On my home planet, I was just living life when I became aware of the darkness creeping across the small area I existed in.
Death was all around me, and I had little Aliens to think about. The air had become so heavy that I could no longer breathe, and the environment was stifling us so much that I could not grow. I felt like a goldfish in a bowl, just round and round.
Goldfish are indeterminate growers like most fish, meaning they continue to grow throughout their lives if the conditions are right. If you keep them in a small tank, they stay small. But put the same fish in a large clean tank that’s well maintained with regular water changes and proper filtration, and you could have a king-size goldfish on your hands—strong and beautiful.
With that comparison in mind, I would say that I was living in a plastic tank, on the shelf of some kid who begged for a goldfish, got it, and then was bored after a few weeks. Now, I was just on the shelf, waiting either to die or for someone to change my water, just so I can catch a breath.
I was suffocating in my own filth. So, I had to leave. Didn’t I?
Well, at least try. I mean, others had tried to leave my home planet many times. Most crashed and burned very quickly and either were gone forever or brought back to us, broken and battered and never the same.
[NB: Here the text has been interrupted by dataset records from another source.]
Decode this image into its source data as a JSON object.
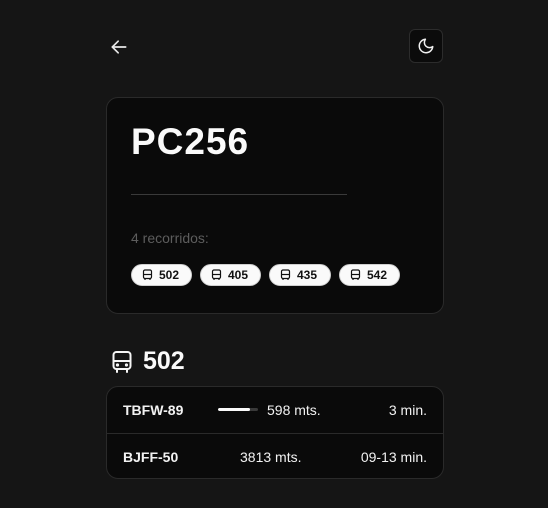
{
  "header": {
    "back_icon": "arrow-left-icon",
    "theme_icon": "moon-icon"
  },
  "stop": {
    "code": "PC256",
    "routes_count_label": "4 recorridos:",
    "routes": [
      {
        "label": "502",
        "icon": "bus-icon"
      },
      {
        "label": "405",
        "icon": "bus-icon"
      },
      {
        "label": "435",
        "icon": "bus-icon"
      },
      {
        "label": "542",
        "icon": "bus-icon"
      }
    ]
  },
  "selected_route": {
    "number": "502",
    "icon": "bus-icon",
    "arrivals": [
      {
        "plate": "TBFW-89",
        "distance": "598 mts.",
        "eta": "3 min.",
        "progress": 0.8
      },
      {
        "plate": "BJFF-50",
        "distance": "3813 mts.",
        "eta": "09-13 min."
      }
    ]
  }
}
So I decided to try. But I also wanted to take others with me. But I could not. For so many reasons, just my own little Aliens. But I promised I would return for my people once I made it. It seemed so silly that I thought I could do that now, but it was my truth at the time.
And so I set out in search of a new host planet. And let me tell you, even though I found a place to rest, I had brought along some rather nasty parasites that made it hard for me to put down roots and grow crops and all the other things I needed.
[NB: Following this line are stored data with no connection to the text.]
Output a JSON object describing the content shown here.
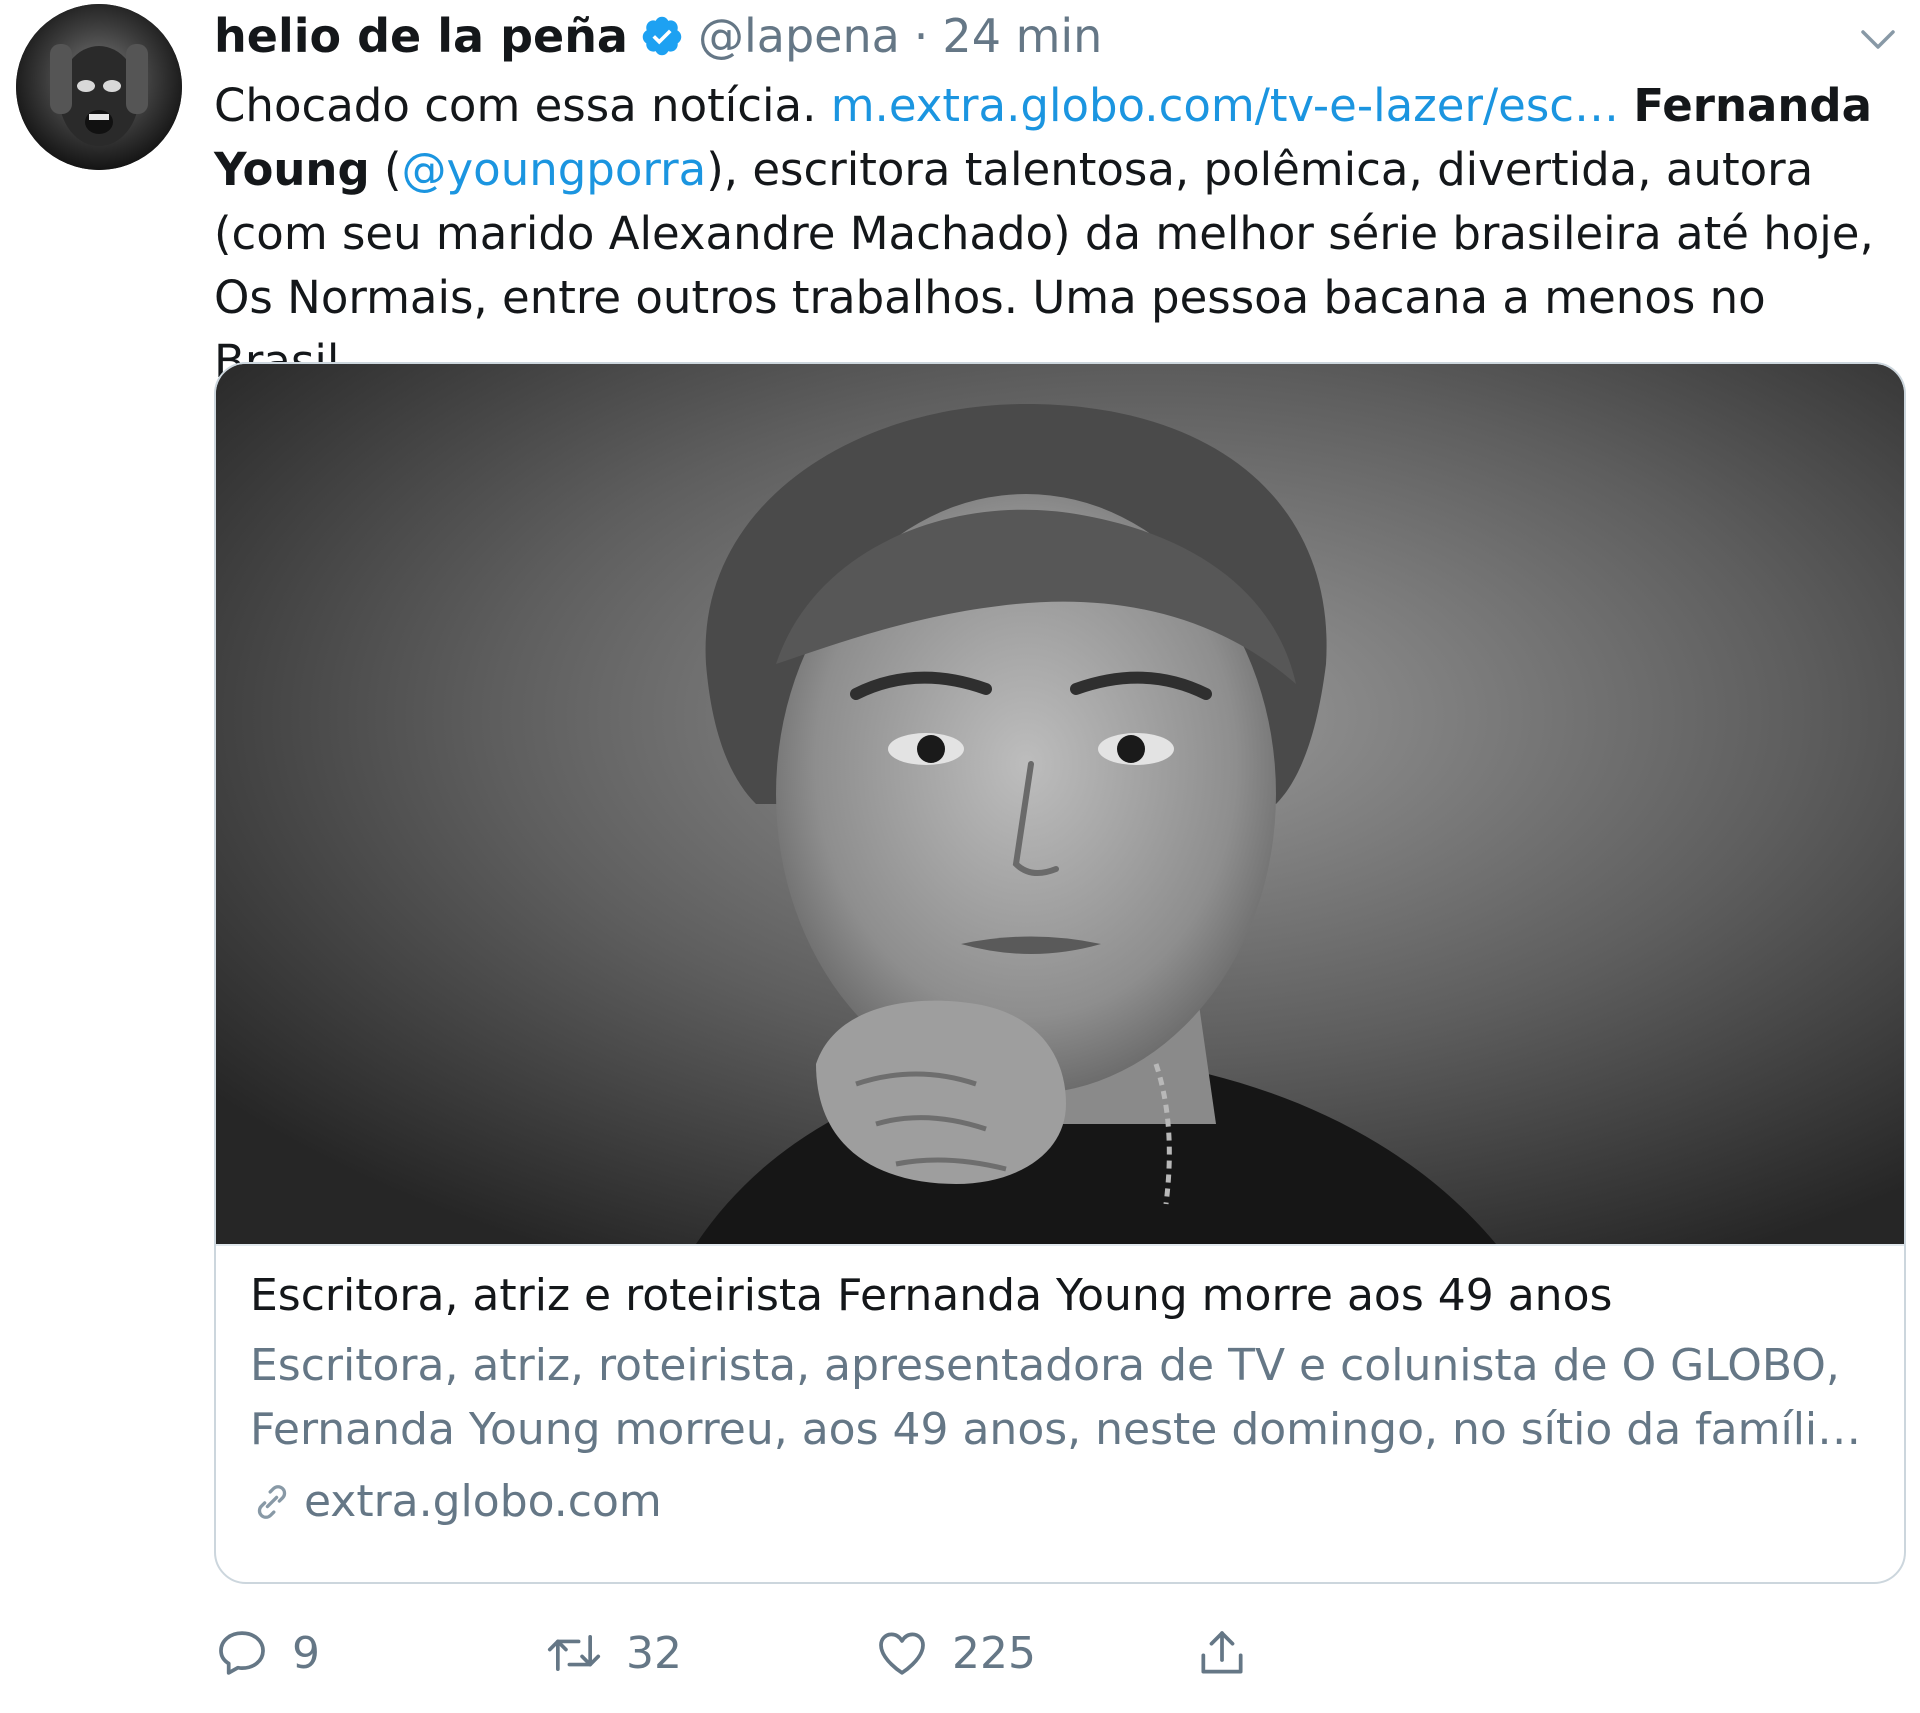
{
  "tweet": {
    "author": {
      "display_name": "helio de la peña",
      "handle": "@lapena",
      "verified": true
    },
    "separator": "·",
    "timestamp": "24 min",
    "text": {
      "part1": "Chocado com essa notícia. ",
      "link": "m.extra.globo.com/tv-e-lazer/esc…",
      "space": " ",
      "bold_name": "Fernanda Young",
      "paren_open": " (",
      "mention": "@youngporra",
      "part2": "), escritora talentosa, polêmica, divertida, autora (com seu marido Alexandre Machado) da melhor série brasileira até hoje, Os Normais, entre outros trabalhos. Uma pessoa bacana a menos no Brasil."
    },
    "card": {
      "title": "Escritora, atriz e roteirista Fernanda Young morre aos 49 anos",
      "description": "Escritora, atriz, roteirista, apresentadora de TV e colunista de O GLOBO, Fernanda Young morreu, aos 49 anos, neste domingo, no sítio da famíli…",
      "domain": "extra.globo.com",
      "domain_icon": "link-icon"
    },
    "actions": {
      "reply_count": "9",
      "retweet_count": "32",
      "like_count": "225"
    },
    "colors": {
      "link": "#1b95e0",
      "muted": "#657786",
      "text": "#14171a",
      "verified": "#1da1f2",
      "border": "#ccd6dd"
    }
  }
}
But we survived the trip and tried to make home on the new planet. And here we are today.
I should be happy…right? I am one of the lucky ones that got out…right?
So here I am, walking around trying to communicate with people in a language that most don’t understand, trying to adapt to cultures that feel insane to me, and trying to understand the rules and regulations of the environment around me.
This new planet is called “middle class,” apparently. Not my destination, but is where I have landed.
I have been in this new world for a long time, but it still does not feel like home and never will. It’s cold most of the time, and it’s quite a hostile environment.
Most people speak a different language to me (obviously), but I think I have picked up enough to get by. However, the language barrier stops me from making friends or having any kind of relationship.
The sun doesn’t hit quite right here. The grass is not electric green, and the sounds are muted.
Don’t get me wrong—the air quality is good. In fact, I can’t deny that since being in this new world, I eat and breathe better than ever before. It’s not that I am not grateful to be here—I am. But…. it’s not my world.
I have really tried. Honestly, the inhabitants of this planet don’t get me. And I don’t get them. There is no connection. They don’t get my jokes. Not really. And I really like laughing. And I don’t here. Not like I used to. That belly laughs where it gets so bad you have to move out of the room, or you will be sick, pain in your chest, and then when it’s done, you look at the person, and it starts all over again. Wow, I miss that.
The rules here make little sense to me. The inhabitants have a code of conduct that I neither understand nor want to understand, and I refuse to adapt. So I stand out even more when I say that where I come from, we would not do things like that. Where I come from, we don’t think like that. And then they get fed up with hearing about where I come from.
Like any Alien, I want to go home.
But I can’t because I can’t exist there anymore.
I often call out, like a Batman signal, to my home plant and always get a reply. I secretly cry sometimes when I have this communication. It’s both sad and happy tears. Being able to just talk, not having to remember the correct words or context for things, just having a natural conversation, is overrated.
I miss the food, the smell, and the vibe. I miss slow dancing to reggae in the kitchen at 3 a.m. I miss the grass under my feet, the heat on my skin, and actually feeling alive.
But I can’t go back. Just because I speak the language doesn’t mean I can go back to that way of living. The hustle. The grit and the grime. The tension and the worry of who…when….someone….
So, like an Alien, I just exist in a middle space that I have had to carve out and try to make liveable while feeling isolated much of the time.
This may sound extreme, but I assure you of this… It’s exactly how I feel most days.
I come from a place where the rules are easy, and the expectations are clear. I had a role, and I served my role well. I don’t have that here, and I never will. Every day is a struggle just to fit in.
My only hope is that a couple of the people I live with from my home planet join me. They see that I made it, and they say they want to. But it’s easier said than done. I get that. They say it sounds boring here. I tell them they are right.
They say that they think they can grow big where they are. I remind them of the goldfish and ask them how many big goldfish they see swimming around them. And then they go quiet. We go quiet.
One asked me to come back. Said fly back, because you can fly between both and have the best of both worlds. But we both know that’s not true.
Or I may need to find a new host planet where the sun is a little warmer, the air is fresher, and the language is not such a big problem.
But until then, like many others, I have moved to two worlds but have lived in neither.
And I will just keep sending out my Batman signal in the hope that someone responds.